Durban, South Africa | AFP | South African President Cyril Ramaphosa is set to unveil the ruling ANC party’s election manifesto on Saturday in front of tens of thousands of supporters, marking the start of four months of hectic campaigning.
The African National Congress (ANC), which has ruled since the end of apartheid 25 years ago, is tipped to win the vote despite faltering support, internal divisions and a sluggish economy.
The party of Nelson Mandela suffered a slump in popularity under the scandal-ridden presidency of Jacob Zuma, who was ousted last February after nine years at the helm.
But a recent IPSOS survey predicted the ANC could garner as much as 61 percent of the vote in May’s national and provincial elections.

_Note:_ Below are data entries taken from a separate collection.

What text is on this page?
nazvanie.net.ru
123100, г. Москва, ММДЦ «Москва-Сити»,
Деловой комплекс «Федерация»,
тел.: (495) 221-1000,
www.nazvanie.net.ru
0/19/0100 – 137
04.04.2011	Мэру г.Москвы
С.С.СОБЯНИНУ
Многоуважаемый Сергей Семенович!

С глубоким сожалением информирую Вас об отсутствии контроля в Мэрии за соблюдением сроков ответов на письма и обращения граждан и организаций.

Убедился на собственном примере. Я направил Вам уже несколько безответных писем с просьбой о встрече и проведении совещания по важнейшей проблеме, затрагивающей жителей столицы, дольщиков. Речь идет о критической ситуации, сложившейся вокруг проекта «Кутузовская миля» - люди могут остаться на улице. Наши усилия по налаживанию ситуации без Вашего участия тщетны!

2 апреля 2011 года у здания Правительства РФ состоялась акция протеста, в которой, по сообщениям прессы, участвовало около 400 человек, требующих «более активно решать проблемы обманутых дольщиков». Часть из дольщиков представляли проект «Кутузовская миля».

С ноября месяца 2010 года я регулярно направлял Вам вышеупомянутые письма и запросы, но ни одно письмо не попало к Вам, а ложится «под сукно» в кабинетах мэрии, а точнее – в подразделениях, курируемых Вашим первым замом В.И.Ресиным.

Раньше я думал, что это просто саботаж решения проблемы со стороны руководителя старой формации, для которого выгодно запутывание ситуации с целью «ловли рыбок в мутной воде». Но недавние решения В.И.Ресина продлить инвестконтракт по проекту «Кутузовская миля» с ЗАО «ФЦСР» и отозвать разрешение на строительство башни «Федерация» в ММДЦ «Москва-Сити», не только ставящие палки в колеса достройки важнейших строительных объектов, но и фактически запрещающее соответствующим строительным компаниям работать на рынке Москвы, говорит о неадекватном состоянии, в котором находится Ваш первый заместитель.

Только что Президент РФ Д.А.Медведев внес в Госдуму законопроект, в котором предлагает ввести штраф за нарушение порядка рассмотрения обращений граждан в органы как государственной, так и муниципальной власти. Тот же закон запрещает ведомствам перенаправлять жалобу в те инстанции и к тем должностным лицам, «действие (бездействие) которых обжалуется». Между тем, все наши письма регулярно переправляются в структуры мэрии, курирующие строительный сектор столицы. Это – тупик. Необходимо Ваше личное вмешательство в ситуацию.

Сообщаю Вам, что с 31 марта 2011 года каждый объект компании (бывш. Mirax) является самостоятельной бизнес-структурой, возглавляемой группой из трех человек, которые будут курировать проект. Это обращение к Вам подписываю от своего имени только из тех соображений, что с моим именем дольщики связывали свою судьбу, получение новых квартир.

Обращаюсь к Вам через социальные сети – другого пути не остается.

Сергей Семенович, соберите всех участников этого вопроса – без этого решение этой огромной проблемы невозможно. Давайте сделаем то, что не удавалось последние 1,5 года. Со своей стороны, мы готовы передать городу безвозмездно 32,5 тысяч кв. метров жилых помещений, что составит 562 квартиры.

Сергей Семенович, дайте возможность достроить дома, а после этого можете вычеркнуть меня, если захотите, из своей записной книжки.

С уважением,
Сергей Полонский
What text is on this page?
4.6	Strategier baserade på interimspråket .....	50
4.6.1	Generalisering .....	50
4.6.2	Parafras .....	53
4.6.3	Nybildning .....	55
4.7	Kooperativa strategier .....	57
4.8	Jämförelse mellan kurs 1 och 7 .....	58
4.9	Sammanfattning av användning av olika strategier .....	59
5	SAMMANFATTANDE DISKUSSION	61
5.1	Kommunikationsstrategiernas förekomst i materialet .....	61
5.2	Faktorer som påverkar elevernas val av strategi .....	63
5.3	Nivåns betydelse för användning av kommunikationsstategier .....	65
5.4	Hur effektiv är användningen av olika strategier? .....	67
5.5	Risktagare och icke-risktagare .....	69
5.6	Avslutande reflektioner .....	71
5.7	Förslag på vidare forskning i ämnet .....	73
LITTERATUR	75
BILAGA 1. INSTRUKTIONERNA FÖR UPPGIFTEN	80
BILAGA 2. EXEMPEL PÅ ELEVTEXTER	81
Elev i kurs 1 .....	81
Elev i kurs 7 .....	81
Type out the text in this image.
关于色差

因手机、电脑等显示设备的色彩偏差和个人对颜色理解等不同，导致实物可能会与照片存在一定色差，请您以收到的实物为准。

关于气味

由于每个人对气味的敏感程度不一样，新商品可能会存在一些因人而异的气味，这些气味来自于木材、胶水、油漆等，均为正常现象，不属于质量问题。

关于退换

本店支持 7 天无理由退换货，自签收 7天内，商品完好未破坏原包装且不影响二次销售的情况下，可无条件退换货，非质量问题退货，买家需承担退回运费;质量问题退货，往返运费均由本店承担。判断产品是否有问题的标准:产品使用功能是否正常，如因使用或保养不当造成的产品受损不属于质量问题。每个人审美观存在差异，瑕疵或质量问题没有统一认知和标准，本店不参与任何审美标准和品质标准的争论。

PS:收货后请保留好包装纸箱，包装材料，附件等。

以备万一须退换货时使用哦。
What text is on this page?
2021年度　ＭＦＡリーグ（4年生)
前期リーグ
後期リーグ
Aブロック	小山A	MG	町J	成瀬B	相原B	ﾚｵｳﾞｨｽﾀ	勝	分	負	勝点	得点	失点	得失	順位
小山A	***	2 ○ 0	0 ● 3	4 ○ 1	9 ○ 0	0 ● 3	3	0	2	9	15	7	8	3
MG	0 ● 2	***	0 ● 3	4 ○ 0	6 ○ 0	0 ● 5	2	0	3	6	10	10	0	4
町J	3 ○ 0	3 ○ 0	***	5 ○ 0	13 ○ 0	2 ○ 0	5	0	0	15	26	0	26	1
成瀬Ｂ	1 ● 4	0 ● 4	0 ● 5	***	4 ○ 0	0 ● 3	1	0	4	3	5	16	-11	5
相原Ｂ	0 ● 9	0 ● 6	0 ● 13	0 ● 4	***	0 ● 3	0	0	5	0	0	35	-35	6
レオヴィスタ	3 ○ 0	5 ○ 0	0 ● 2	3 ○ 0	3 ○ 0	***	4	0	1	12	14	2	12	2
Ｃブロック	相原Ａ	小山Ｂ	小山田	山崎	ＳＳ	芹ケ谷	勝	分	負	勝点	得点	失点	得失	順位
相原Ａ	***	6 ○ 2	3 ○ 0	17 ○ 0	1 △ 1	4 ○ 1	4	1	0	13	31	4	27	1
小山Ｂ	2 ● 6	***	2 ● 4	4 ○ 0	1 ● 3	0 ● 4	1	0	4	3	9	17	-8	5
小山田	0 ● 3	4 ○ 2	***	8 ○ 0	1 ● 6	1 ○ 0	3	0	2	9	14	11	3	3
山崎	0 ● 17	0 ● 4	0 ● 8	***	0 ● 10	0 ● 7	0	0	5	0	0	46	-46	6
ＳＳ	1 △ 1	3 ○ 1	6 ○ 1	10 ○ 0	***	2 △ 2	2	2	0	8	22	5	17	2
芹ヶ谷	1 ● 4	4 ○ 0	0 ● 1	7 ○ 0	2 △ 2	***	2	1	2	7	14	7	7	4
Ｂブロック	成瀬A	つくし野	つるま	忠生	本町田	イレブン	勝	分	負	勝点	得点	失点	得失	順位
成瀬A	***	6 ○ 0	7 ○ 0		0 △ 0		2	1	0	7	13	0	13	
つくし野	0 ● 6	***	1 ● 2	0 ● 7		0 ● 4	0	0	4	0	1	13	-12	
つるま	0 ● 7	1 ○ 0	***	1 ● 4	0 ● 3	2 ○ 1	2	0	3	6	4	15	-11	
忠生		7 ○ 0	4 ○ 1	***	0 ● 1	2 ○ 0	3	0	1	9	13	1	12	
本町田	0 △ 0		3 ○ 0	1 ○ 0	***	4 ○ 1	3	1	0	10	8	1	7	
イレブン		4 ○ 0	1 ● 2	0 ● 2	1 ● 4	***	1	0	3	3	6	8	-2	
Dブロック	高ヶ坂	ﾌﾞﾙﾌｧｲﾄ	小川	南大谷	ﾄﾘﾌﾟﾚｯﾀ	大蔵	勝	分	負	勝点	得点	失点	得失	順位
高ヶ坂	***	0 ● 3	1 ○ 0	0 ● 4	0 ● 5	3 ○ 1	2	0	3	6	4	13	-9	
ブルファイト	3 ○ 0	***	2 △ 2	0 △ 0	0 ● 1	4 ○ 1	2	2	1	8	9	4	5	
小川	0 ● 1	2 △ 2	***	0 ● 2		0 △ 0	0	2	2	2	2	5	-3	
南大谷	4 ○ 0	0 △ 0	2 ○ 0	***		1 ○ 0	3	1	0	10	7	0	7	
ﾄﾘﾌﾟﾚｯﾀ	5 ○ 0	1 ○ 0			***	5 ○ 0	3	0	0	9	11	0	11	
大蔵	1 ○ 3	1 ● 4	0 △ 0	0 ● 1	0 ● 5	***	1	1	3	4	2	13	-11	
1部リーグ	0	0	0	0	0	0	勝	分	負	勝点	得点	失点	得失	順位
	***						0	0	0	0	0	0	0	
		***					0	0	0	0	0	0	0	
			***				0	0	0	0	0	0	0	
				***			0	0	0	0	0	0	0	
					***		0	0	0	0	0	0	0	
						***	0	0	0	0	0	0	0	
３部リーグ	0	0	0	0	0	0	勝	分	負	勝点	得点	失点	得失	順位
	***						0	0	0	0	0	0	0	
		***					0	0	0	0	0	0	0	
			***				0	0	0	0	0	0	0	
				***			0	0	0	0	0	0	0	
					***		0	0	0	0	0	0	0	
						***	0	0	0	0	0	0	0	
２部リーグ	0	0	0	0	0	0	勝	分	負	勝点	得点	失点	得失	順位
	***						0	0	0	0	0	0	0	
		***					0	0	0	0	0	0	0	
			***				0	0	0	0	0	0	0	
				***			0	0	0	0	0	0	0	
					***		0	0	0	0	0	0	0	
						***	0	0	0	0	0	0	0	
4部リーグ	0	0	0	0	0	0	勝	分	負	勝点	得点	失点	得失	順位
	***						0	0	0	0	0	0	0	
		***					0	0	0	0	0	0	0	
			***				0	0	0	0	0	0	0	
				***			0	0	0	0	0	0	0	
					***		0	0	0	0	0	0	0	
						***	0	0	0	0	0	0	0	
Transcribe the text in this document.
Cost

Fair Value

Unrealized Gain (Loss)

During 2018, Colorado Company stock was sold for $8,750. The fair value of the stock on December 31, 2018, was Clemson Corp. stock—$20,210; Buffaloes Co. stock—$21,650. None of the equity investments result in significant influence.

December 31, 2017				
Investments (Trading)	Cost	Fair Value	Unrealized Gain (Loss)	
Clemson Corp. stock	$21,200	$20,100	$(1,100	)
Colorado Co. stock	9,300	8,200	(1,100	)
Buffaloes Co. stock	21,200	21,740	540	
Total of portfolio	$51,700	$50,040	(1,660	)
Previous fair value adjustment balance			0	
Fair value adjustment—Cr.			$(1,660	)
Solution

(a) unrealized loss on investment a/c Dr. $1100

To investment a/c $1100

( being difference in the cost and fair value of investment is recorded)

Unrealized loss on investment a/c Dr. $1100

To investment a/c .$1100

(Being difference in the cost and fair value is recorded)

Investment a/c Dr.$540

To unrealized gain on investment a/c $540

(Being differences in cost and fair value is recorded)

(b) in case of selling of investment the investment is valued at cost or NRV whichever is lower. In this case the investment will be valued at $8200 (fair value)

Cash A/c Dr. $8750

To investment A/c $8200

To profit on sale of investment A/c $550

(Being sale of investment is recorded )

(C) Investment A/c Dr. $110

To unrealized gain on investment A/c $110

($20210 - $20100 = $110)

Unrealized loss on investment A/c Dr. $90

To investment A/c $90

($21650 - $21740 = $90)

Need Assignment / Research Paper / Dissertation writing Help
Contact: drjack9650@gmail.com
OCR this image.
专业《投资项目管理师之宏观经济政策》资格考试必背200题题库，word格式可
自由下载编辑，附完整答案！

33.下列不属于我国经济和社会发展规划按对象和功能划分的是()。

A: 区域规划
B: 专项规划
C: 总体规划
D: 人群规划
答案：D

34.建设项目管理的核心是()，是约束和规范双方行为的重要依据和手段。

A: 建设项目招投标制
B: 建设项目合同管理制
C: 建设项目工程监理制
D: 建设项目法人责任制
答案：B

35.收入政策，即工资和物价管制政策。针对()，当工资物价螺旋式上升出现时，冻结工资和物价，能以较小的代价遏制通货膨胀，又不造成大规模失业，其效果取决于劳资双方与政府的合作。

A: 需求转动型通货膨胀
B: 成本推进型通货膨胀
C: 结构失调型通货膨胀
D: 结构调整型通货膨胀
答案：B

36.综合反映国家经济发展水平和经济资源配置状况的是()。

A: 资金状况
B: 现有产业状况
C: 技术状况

At the legislative level, that would put it on a par with its performance in 2014, when it picked up 62 percent. In South Africa’s parliament, the party which wields a majority of seats also selects the president.
The forecast upswing is pinned on the appointment of moderate pro-business reformer Ramaphosa as president after ANC lawmakers forced Zuma to resign as corruption scandals piled up.
“We recognise that in recent times, our movement has fallen short of our people’s expectations,” Ramaphosa said in an address earlier this week marking 107 years since the party was founded.
“In this manifesto, we have a clear plan for growth and faster progress… It is a plan to unite the country, grow the economy, create jobs and reduce inequality.”
On Saturday, the party expects 85,000 activists to turn out at a soccer stadium in the coastal city of Durban for the launch of the manifesto.
In a bruising internal party battle, Ramaphosa won a power struggle to succeed Zuma, whose favoured candidate was Zuma’s former wife.
Senior party officials have this week fanned out across the surrounding Kwa-Zulu Natal province, spreading the message of a revived and unified party.
– Party revival? –
“We are confident that this manifesto will lead to the renewal of the mandate of the ANC to govern,” ANC Secretary General Ace Magashule told reporters.
“The unity is there. It is visible.”
Launching its election manifesto in heavily-populated KwaZulu-Natal — Zuma’s home province and former stronghold — is a strategic choice after last year’s divisions.
Ramaphosa has publicly tried to mend ties, sitting next to Zuma and praising him at party events.